Johnathan Krohn Under Fire!
“PSA: Just because you want to defend someone else’s view is no reason to attack my credibility or veracity as a journo. Calm the fuck down!” Salon‘s Jonathan Krohn, who was the recipient of verbal bullying at CPAC by two conservative females as reported (and recorded) by Yahoo! News‘ Chris Moody. One of the women, Townhall Editor Katie Pavlich, reacted to our writeup, saying, “Moral of this story? Jonathan Krohn got verbally beat up by two girls. Someone call the wammbulance.” (At right is Jonathan as a young sweater vested Republican. At left, a floppy-haired liberal.)
Politico Playbook Publish Time: 8:32 a.m.
First World Problem
“So the puppy won’t stop jumping up on people. I know we need to ignore her, but it’s so hard because a) I love her, and…b) strangers love her too. Do I ask them to stop talking in high voices and greeting her when she jumps up?? Seems rude.” — Capitol Hill communicator, @therealmarta.
Uh oh. Is there a potential GIF for this?
“I’m home incredibly sick with a pounding head ache and the neighbors are blasting metal.” — BuzzFeed‘s Andrew Kaczynski.
Wemple is so sympathetic
“Tapper just pronounced ‘Reddit’ ‘Read-it’; corrected himself moments later. Lots of sympathy for that.” — WaPo‘s Erik Wemple. Oh, so he can see two sides to a story?
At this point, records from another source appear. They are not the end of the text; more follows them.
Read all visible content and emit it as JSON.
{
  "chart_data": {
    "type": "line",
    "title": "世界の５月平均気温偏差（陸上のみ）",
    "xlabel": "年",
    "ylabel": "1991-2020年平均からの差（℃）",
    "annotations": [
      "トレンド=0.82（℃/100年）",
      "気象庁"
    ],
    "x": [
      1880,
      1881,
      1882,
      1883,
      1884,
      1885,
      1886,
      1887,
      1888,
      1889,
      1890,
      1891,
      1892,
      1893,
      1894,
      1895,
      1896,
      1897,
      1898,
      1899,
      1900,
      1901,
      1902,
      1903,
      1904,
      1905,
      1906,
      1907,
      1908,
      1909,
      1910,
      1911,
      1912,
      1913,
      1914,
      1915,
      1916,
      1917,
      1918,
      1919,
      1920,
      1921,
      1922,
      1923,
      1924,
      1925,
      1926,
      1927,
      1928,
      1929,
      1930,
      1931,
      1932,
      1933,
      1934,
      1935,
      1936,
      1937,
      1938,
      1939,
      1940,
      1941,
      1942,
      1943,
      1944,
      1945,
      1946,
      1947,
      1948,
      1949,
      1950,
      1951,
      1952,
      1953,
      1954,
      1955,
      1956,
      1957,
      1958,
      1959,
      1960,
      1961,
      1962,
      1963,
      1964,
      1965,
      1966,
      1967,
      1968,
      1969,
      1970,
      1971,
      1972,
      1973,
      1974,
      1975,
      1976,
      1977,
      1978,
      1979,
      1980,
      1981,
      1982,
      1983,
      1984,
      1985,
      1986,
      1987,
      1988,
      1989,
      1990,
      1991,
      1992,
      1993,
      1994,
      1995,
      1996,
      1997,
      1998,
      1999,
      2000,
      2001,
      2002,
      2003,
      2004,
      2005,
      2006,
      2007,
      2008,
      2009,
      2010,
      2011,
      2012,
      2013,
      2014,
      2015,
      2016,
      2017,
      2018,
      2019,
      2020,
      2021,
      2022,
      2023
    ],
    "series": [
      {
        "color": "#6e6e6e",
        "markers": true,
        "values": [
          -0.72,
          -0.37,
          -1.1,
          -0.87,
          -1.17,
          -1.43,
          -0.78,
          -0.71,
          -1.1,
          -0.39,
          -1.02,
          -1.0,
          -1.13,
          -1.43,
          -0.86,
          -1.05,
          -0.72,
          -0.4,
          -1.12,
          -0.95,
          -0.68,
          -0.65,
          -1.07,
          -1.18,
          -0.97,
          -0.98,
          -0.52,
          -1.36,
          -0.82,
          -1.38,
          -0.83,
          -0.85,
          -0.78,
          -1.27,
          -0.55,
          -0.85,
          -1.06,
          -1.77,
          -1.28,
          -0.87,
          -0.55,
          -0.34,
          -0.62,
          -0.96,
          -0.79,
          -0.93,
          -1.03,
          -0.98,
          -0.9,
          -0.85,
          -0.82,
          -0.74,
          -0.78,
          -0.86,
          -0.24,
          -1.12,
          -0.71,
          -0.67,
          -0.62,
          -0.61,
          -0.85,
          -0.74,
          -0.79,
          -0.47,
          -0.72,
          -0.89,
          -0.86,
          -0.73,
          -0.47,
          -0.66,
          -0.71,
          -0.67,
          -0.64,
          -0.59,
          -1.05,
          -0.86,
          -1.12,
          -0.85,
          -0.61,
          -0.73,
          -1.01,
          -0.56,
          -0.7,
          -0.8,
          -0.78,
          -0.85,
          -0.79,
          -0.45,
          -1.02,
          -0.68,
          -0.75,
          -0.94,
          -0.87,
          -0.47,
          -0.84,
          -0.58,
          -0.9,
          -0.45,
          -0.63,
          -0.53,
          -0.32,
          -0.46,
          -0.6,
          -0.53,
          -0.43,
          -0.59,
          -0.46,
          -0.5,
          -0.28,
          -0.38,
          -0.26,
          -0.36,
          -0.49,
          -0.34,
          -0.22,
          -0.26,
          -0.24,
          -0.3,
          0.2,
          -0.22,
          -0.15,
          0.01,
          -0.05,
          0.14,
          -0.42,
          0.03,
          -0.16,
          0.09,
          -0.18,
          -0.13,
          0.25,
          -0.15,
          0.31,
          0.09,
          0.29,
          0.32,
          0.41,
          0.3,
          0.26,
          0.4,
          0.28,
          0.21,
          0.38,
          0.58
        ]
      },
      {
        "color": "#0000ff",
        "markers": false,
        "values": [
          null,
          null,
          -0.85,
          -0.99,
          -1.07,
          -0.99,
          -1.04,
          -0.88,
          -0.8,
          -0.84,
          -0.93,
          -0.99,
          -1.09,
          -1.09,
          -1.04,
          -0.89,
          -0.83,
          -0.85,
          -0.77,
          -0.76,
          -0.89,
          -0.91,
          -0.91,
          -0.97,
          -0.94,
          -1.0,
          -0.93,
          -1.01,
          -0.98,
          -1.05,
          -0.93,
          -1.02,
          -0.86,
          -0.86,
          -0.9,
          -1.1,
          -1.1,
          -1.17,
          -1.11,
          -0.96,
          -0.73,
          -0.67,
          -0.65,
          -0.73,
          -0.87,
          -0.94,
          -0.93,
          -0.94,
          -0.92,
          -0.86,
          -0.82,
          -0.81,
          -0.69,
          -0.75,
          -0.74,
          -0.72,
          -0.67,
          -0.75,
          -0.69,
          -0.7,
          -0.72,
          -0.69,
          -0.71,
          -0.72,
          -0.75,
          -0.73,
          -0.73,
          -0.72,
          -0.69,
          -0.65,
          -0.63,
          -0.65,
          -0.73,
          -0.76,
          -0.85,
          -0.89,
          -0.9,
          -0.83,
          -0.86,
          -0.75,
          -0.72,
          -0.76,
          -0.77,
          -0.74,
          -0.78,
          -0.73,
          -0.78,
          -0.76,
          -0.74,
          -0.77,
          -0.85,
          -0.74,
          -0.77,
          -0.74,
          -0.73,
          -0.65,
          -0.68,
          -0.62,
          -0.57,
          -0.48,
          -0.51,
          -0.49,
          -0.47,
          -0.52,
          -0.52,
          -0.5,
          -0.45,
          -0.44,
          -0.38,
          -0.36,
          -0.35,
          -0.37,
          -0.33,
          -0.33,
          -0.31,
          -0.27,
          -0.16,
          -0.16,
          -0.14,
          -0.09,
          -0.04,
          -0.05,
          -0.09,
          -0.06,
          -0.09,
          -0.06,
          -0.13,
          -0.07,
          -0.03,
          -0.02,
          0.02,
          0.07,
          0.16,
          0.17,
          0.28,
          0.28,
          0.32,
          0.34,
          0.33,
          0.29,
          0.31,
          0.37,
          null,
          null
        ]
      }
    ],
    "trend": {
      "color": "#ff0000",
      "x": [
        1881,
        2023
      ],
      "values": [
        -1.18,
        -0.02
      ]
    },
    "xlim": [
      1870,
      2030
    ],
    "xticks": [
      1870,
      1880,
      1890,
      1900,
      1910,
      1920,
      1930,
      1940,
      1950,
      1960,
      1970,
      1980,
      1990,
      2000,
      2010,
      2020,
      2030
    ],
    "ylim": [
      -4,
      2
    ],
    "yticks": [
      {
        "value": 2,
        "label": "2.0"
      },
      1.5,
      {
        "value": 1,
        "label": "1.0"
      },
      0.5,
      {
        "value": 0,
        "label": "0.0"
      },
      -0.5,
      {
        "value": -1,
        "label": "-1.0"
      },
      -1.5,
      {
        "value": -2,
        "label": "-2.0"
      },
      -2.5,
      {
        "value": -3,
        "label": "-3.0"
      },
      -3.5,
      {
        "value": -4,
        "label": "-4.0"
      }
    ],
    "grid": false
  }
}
Amazing how that works.
BuzzFeed seeks anti-hate employee (cat lover preferred)
“hahah Buzzfeed Job application says ‘No haters” should apply.’” — InTheseTimes Labor journo Mike Elk.
Um, who cares?
“Since its clear I’m not working at the moment a q: y do I like 90′s country music better than current stuff?#blameitallonmyroots.” — NBC “MTP” host David Gregory.
Washington Examiner reporter seeks job, Media Matters fellow notices ass kissing and Jose Canseco has a vivid imagination…
The bane of every reporter’s and blogger’s CPAC existence has been a slightly raised cord protector in the middle of the media center.
Most journalists have tripped, stumbled or completely fallen over it at least once while passing through the area. “Everyone. And we’ve tried everything,” a CPAC organizer told FishbowlDC when asked if she’s received any complaints. “We’ve tried ‘caution: wet floor’ signs, we’ve put the yellow tape down but people move them and keep tripping.” She confirmed that at least one person took a complete spill on the floor.
Erik Wemple, media reporter for WaPo, was one of many who took a while to get the hang of it.
“Happens every time,” he said, when we watched him take a tumble.
FBDC captured Wemple’s trip in the animated gif above.